According to the information Brodie had learned from Mr. Brown, the man had been operating a shipping enterprise downriver, unknown to the port authorities but well known to those who operated smuggling operations and other illegal activities.

He had worked previously for Simon Harris, as manager of the warehouse at St. Katherine’s Dock, and then as a sort of caretaker, as it were, put in place to carry out certain tasks after Simon Harris died.

But for what reason?

We knew the ‘opportunity’in each of the murders as well as the ‘means,’the bodies left mostly untouched with a red rose left on each one, like a calling card, a message left at each body.

But what was the motive?

Was it as Brodie had surmised, that it was related to the tragic murder of Amelia Harris years before?

Why now? And who was doing it?

I signaled the driver with my umbrella to quicken the return across the city.

Brodie cursed. It was well past ten o’clock in the morning and the man still hadn’t shown.

He had reached the docks in good time and waited in the shelter of the adjacent warehouse where he could keep watch when Carney arrived.

Workers had eventually arrived, not the same as the ones he’d seen earlier, but a scraggly lot from the streets. It seemed the dockworkers had chosen not to return to work, as those meetings Effie had spoken of apparently continued.

The warehouse manager looked up as Brodie approached.

“If you lookin’ for work, there’s enough to go round,” the man told him. “I have a ship coming in today and I need to move all of this to make room. The bloody strike is costing me every day, and now a new cargo.
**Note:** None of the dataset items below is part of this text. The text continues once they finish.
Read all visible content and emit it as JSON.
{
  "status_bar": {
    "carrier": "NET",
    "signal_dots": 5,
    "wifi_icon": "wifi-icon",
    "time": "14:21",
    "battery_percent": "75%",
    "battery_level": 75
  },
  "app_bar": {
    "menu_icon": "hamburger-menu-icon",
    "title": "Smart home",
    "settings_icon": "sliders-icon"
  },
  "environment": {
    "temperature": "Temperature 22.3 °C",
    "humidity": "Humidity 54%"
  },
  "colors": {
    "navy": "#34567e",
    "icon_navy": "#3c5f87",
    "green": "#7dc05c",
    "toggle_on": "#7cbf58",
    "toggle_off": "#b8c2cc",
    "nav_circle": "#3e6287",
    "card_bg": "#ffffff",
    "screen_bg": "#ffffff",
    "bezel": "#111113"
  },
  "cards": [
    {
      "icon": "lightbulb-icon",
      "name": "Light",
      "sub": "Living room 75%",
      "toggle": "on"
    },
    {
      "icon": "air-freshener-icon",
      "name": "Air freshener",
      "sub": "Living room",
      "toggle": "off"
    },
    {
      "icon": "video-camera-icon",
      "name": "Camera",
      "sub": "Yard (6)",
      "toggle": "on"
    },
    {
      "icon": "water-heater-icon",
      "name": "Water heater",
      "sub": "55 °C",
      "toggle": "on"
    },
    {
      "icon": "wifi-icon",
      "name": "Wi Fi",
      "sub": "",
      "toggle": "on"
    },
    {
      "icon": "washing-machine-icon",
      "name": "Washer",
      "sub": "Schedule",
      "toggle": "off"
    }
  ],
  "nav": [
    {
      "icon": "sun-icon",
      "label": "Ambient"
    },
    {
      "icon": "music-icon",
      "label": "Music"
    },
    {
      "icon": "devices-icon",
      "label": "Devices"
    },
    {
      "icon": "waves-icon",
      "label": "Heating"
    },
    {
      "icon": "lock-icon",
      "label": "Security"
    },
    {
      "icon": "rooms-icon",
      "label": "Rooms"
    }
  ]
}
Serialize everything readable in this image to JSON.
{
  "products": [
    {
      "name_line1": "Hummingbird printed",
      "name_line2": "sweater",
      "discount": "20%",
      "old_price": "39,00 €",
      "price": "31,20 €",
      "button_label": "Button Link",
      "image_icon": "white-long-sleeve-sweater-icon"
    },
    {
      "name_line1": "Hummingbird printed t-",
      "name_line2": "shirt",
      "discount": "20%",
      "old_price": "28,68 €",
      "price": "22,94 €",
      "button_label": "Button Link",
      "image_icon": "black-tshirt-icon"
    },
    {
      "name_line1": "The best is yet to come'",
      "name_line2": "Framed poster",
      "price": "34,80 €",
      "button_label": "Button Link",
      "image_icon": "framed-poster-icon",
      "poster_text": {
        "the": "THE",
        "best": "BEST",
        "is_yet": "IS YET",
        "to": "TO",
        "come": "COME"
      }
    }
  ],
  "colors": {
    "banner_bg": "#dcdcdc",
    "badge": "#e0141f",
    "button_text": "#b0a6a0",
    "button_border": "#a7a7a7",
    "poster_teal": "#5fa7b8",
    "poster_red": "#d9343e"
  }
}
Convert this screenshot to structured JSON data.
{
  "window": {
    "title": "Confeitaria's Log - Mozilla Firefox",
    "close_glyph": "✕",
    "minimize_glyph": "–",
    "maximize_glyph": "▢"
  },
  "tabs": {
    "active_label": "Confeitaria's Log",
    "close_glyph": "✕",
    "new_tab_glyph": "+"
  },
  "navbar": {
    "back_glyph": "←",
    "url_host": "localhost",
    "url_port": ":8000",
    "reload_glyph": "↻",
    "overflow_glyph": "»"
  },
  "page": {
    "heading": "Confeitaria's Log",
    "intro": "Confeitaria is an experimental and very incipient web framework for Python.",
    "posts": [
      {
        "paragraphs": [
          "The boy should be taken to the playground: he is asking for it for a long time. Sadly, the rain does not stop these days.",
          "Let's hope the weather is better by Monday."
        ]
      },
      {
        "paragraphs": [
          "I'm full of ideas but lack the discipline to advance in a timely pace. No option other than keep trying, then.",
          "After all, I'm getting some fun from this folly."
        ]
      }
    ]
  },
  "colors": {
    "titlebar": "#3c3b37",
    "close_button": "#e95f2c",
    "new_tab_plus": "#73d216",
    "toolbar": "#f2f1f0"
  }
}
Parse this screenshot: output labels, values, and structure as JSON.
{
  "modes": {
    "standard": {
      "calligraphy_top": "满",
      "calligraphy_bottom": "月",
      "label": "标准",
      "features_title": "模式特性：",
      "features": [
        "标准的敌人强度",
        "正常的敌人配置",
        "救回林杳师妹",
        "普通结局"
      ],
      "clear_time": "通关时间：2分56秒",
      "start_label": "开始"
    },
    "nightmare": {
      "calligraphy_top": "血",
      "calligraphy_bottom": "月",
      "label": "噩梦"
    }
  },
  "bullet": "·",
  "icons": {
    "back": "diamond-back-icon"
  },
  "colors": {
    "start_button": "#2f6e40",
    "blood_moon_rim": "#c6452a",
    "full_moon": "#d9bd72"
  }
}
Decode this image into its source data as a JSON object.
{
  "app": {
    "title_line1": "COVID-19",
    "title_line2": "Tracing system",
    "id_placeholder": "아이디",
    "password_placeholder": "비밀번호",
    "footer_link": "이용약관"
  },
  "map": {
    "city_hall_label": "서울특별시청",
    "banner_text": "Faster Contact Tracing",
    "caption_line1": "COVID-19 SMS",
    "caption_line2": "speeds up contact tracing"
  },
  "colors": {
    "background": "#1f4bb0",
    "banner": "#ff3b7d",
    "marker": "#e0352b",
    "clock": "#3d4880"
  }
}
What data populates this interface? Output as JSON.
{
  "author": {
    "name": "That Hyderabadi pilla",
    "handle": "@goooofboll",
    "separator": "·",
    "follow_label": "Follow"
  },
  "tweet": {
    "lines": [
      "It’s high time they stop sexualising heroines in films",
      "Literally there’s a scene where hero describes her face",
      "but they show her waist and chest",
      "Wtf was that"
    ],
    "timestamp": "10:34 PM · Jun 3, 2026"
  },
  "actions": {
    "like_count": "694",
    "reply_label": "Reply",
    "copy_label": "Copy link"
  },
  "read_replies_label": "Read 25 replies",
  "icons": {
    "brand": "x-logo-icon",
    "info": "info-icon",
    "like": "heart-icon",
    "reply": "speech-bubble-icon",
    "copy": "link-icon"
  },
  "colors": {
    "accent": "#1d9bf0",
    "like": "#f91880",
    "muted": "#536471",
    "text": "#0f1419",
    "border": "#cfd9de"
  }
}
But you look as if you can handle the work.”

Brodie explained that he wasn’t there for work, he was looking for Carney.

“The filthy bugger,” the man spat out. “He knew we had cargo comin’ in, but it’s like him to disappear when you need him. He was here before first light, said he had to take care of something downriver.” The man gestured across the loading bay of the warehouse.

“Took off out of here like it was somethin’ urgent, and he ain’t been back. If I wasn’t so hard-up for workers, I’d send him on his way for good. Now I have to get these men working meself to make room for that cargo that’s due in.”

Brodie thanked him for the information. He had an uneasy feeling about what the man told him. Something urgent downriver that had Carney at the dock before first light?

Instead of going to the high street to find a driver and return to the office, Brodie returned to site that had once belonged to Harris Imports.

He shook his head at the thought, from that instinct acquired on the streets. She would have laughed at the notion, considerin’ the number of times that he had teased her about her woman’s intuition, and that little voice. But it was there, and if he was honest with himself, she was right more often than not.